We demonstrate that the putative toxin-antitoxin system locus, yefM-yoeB, is repressed in unstressed biofilm cultures but induced after exposure of these biofilms to the antibiotic cefazolin. There is growing evidence that toxin-antitoxin systems are important regulators of the bacterial persistence phenotype of high antibiotic tolerance [30]. Toxin-antitoxin systems are highly redundant. In Mycobacterium tuberculosis, more than 79 different toxin-antitoxin systems have been identified [22]. We investigated one possible system, yoeB, in S aureus, but many others likely exist.

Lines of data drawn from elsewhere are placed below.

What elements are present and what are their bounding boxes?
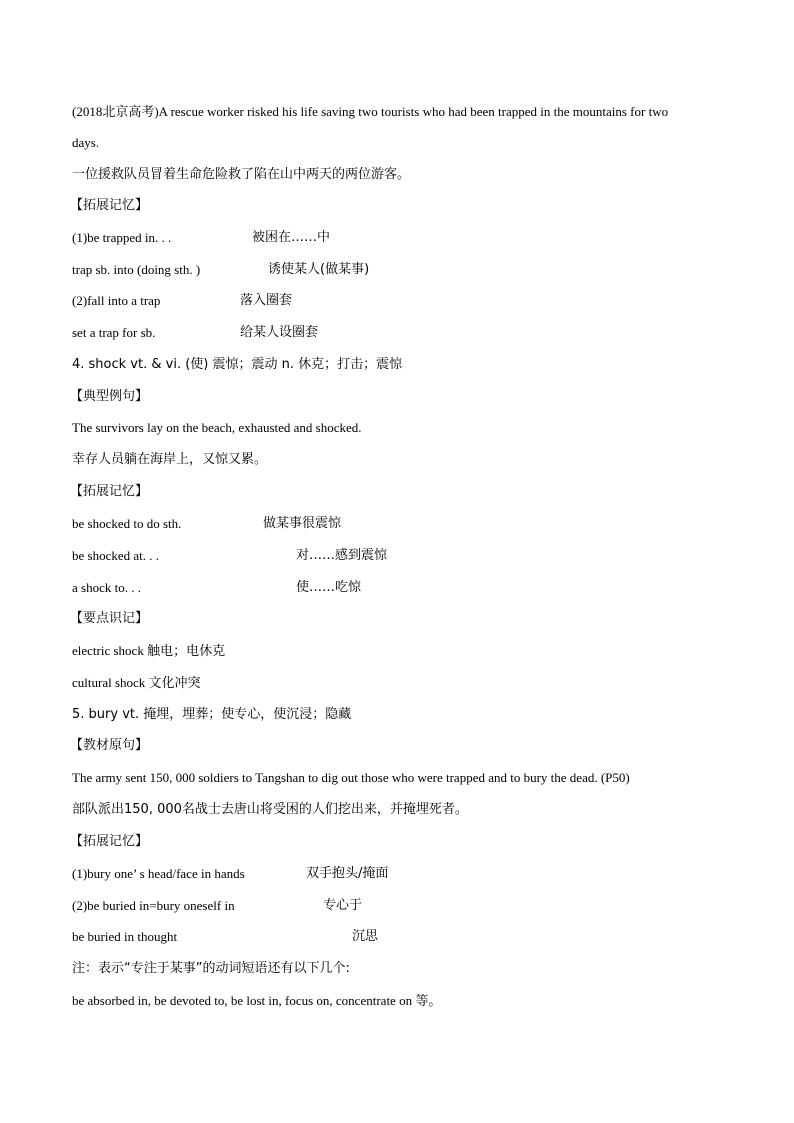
phrase-en-be-buried-in: (2)be buried in=bury oneself in — [72, 898, 235, 913]
phrase-en-trap-sb-into: trap sb. into (doing sth. ) — [72, 262, 201, 277]
phrase-en-be-trapped-in: (1)be trapped in. . . — [72, 230, 172, 245]
section-heading-typical-examples: 【典型例句】 — [70, 389, 149, 404]
key-point-electric-shock: electric shock 触电；电休克 — [72, 643, 226, 658]
phrase-en-a-shock-to: a shock to. . . — [72, 580, 141, 595]
section-heading-expand-memory-1: 【拓展记忆】 — [70, 198, 149, 213]
phrase-zh-a-shock-to: 使……吃惊 — [296, 580, 362, 595]
section-heading-expand-memory-2: 【拓展记忆】 — [70, 484, 149, 499]
phrase-zh-shocked-to-do: 做某事很震惊 — [263, 516, 342, 531]
example-survivors: The survivors lay on the beach, exhausted and shocked. — [72, 420, 362, 435]
phrase-en-set-a-trap: set a trap for sb. — [72, 325, 156, 340]
phrase-en-bury-head: (1)bury one’ s head/face in hands — [72, 866, 245, 881]
phrase-zh-fall-into-a-trap: 落入圈套 — [240, 293, 293, 308]
key-point-cultural-shock: cultural shock 文化冲突 — [72, 675, 201, 690]
word-entry-shock: 4. shock vt. & vi. (使) 震惊；震动 n. 休克；打击；震惊 — [72, 357, 403, 372]
example-sentence-line-1: (2018北京高考)A rescue worker risked his life saving two tourists who had been trapped in the mountains for two — [72, 104, 669, 119]
note-line: 注：表示“专注于某事”的动词短语还有以下几个: — [72, 961, 350, 976]
example-survivors-translation: 幸存人员躺在海岸上，又惊又累。 — [72, 452, 268, 467]
textbook-sentence: The army sent 150, 000 soldiers to Tangshan to dig out those who were trapped and to bury the dead. (P50) — [72, 770, 630, 785]
phrase-en-shocked-at: be shocked at. . . — [72, 548, 160, 563]
phrase-zh-set-a-trap: 给某人设圈套 — [240, 325, 319, 340]
textbook-sentence-translation: 部队派出150, 000名战士去唐山将受困的人们挖出来，并掩埋死者。 — [72, 802, 468, 817]
word-entry-bury: 5. bury vt. 掩埋，埋葬；使专心，使沉浸；隐藏 — [72, 707, 352, 722]
phrase-zh-be-buried-in: 专心于 — [323, 898, 363, 913]
example-sentence-line-2: days. — [72, 135, 100, 150]
note-phrases-line: be absorbed in, be devoted to, be lost in, focus on, concentrate on 等。 — [72, 993, 442, 1008]
phrase-en-shocked-to-do: be shocked to do sth. — [72, 516, 182, 531]
phrase-zh-trap-sb-into: 诱使某人(做某事) — [268, 262, 370, 277]
phrase-en-fall-into-a-trap: (2)fall into a trap — [72, 293, 161, 308]
section-heading-textbook-sentence: 【教材原句】 — [70, 738, 149, 753]
phrase-zh-shocked-at: 对……感到震惊 — [296, 548, 388, 563]
phrase-zh-be-trapped-in: 被困在……中 — [252, 230, 331, 245]
section-heading-key-points: 【要点识记】 — [70, 611, 149, 626]
section-heading-expand-memory-3: 【拓展记忆】 — [70, 834, 149, 849]
example-sentence-translation: 一位援救队员冒着生命危险救了陷在山中两天的两位游客。 — [72, 167, 411, 182]
phrase-zh-bury-head: 双手抱头/掩面 — [306, 866, 389, 881]
phrase-en-buried-in-thought: be buried in thought — [72, 929, 178, 944]
phrase-zh-buried-in-thought: 沉思 — [352, 929, 379, 944]
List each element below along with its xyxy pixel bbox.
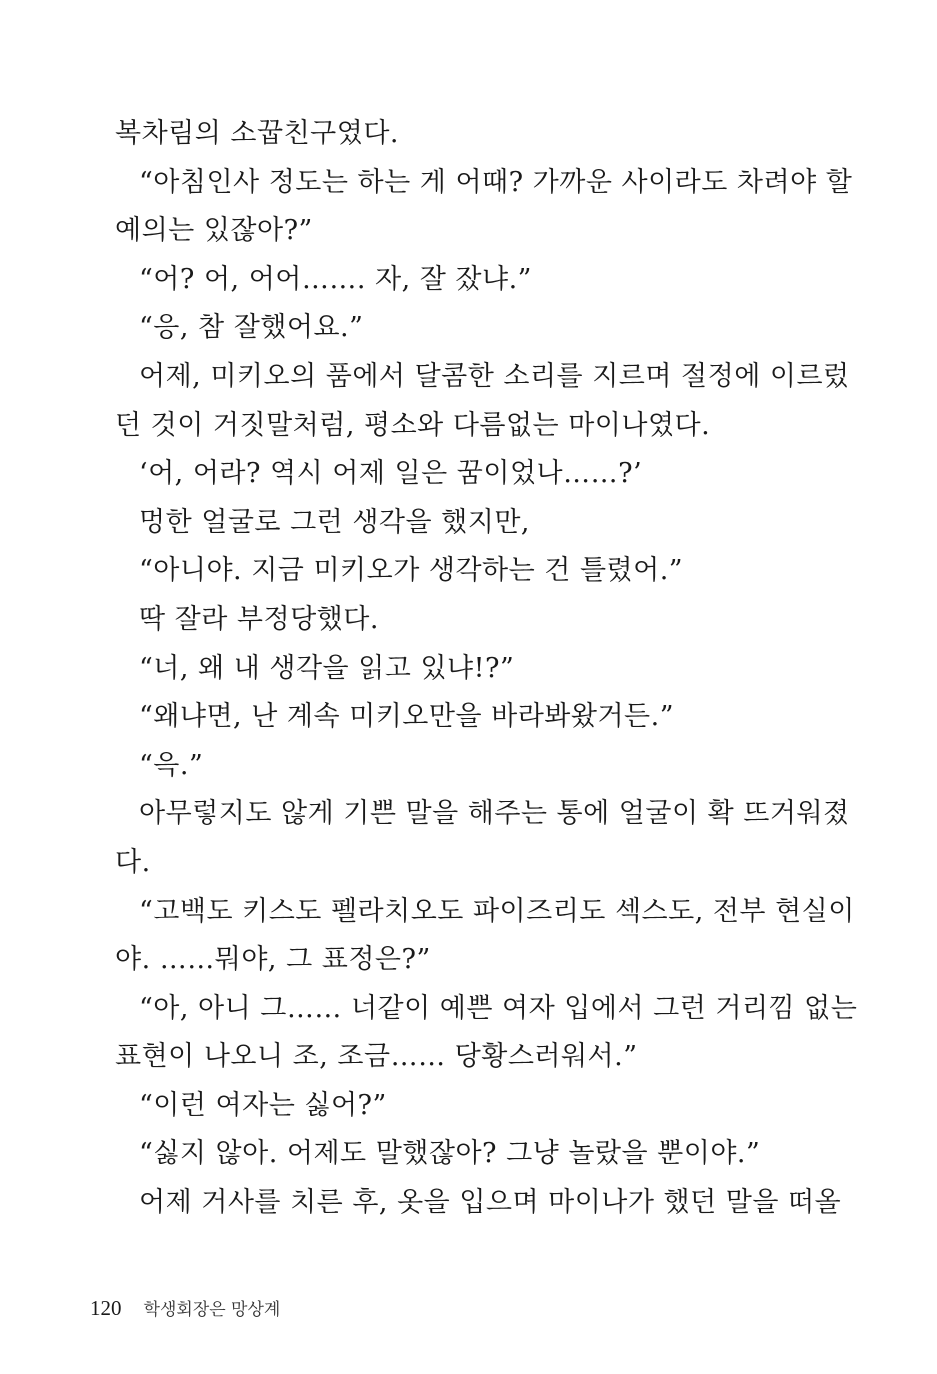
text-line: “왜냐면, 난 계속 미키오만을 바라봐왔거든.” [139, 701, 674, 733]
text-line: “아니야. 지금 미키오가 생각하는 건 틀렸어.” [139, 555, 684, 587]
page-footer [90, 1293, 280, 1323]
text-line: “이런 여자는 싫어?” [139, 1089, 387, 1121]
text-line: “아, 아니 그…… 너같이 예쁜 여자 입에서 그런 거리낌 없는 [139, 992, 858, 1024]
text-line: 야. ……뭐야, 그 표정은?” [115, 944, 431, 976]
text-line: 복차림의 소꿉친구였다. [115, 118, 399, 149]
text-line: ‘어, 어라? 역시 어제 일은 꿈이었나……?’ [139, 458, 643, 490]
page-number: 120 [90, 1296, 122, 1320]
text-line: “너, 왜 내 생각을 읽고 있냐!?” [139, 652, 515, 684]
text-line: 멍한 얼굴로 그런 생각을 했지만, [139, 506, 530, 538]
text-line: 던 것이 거짓말처럼, 평소와 다름없는 마이나였다. [115, 409, 711, 441]
text-line: 아무렇지도 않게 기쁜 말을 해주는 통에 얼굴이 확 뜨거워졌 [139, 798, 850, 830]
text-line: “아침인사 정도는 하는 게 어때? 가까운 사이라도 차려야 할 [139, 166, 853, 198]
text-line: “고백도 키스도 펠라치오도 파이즈리도 섹스도, 전부 현실이 [139, 895, 855, 927]
text-line: 다. [115, 846, 151, 878]
text-line: “어? 어, 어어……. 자, 잘 잤냐.” [139, 263, 532, 295]
text-line: 표현이 나오니 조, 조금…… 당황스러워서.” [115, 1041, 638, 1073]
page-body-text [115, 110, 858, 1228]
text-line: 예의는 있잖아?” [115, 215, 313, 247]
text-line: “응, 참 잘했어요.” [139, 312, 364, 344]
text-line: 어제 거사를 치른 후, 옷을 입으며 마이나가 했던 말을 떠올 [139, 1187, 842, 1219]
text-line: “윽.” [139, 749, 204, 781]
text-line: “싫지 않아. 어제도 말했잖아? 그냥 놀랐을 뿐이야.” [139, 1138, 761, 1170]
book-title: 학생회장은 망상계 [143, 1300, 281, 1320]
text-line: 어제, 미키오의 품에서 달콤한 소리를 지르며 절정에 이르렀 [139, 360, 850, 392]
text-line: 딱 잘라 부정당했다. [139, 603, 379, 635]
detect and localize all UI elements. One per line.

Biofilm has a surprisingly high tolerance to antibiotic on TKA materials, and this tolerance appears to be related, in part, to bacterial persisters. Two strategies are used in irrigation and débridement in PJI; biofilm is débrided secondary to the shear force during irrigation or physically surgically débrided and, in theory, any remaining biofilm is eradicated with antibiotics. Multiple groups have demonstrated that although biofilm is débrided, a substantial volume remains after irrigation [27, 29]. Here, we demonstrate that antibiotics are unable to eliminate biofilm. The combined difficulty or removing biofilm with both of these methods provides a mechanism for the high failure rates of irrigation and débridement in PJI.